O’Neill reports that some CFOs are becoming more comfortable with using analytics and AI to crunch data and forecast crucial trends ranging from costs in the supply chain to consumers’ purchasing habits. 

“Where the business is making purchasing or promotion decisions, these are ripe areas for real-time predictions,” she says.

But uptake has been slow so far. A survey of CFOs in 89 large companies by EY last year found that, although 92% had started digitalising their departments, only 11% were at an advanced stage.

Khan notes that British firms in general have been less inclined than their equivalents in other developed economies to adopt more advanced IT. This is evident in the financial services sector, where blockchain technology is being used by multinationals ranging from ​​ US bank Wells Fargo to French insurer Axa Group. 

Staffing the future finance team

The human element of the finance function’s digitalisation process is crucial yet often underappreciated, according to Khan. 

“The top priority for CFOs will be to focus more on adaptability, collaboration and decision-making in their departments,” he says. “People skills go hand in hand with utilising technology.” 

But finding such skills in the recruitment market is an ongoing problem for finance teams.

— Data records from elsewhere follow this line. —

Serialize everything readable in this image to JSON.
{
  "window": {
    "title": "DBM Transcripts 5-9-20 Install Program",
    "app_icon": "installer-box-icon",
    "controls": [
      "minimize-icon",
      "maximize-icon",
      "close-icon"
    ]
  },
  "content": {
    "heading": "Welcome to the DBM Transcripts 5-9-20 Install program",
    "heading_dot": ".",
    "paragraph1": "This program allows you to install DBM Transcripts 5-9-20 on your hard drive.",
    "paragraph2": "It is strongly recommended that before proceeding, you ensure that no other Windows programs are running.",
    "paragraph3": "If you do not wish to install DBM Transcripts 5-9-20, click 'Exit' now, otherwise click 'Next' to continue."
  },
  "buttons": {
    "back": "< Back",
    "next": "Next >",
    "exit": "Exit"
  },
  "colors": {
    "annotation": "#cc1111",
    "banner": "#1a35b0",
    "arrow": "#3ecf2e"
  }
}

Well over a third (38%) of the CFOs surveyed by Deloitte in Q3 2021 reported that their businesses had faced either significant or severe recruitment difficulties in the preceding three months, for instance. 

One of the key aims of technology adoption – freeing people to do more interesting and valuable work – ought to make jobs in finance more appealing to talented professionals. 

“I think finance has historically been viewed as a blocking function as opposed to an enabler,” O’Neill says. Adopting advanced digital technology, she argues, can help to transform finance into a function that’s seen by the rest of the organisation as more of an inventive, value-adding business partner.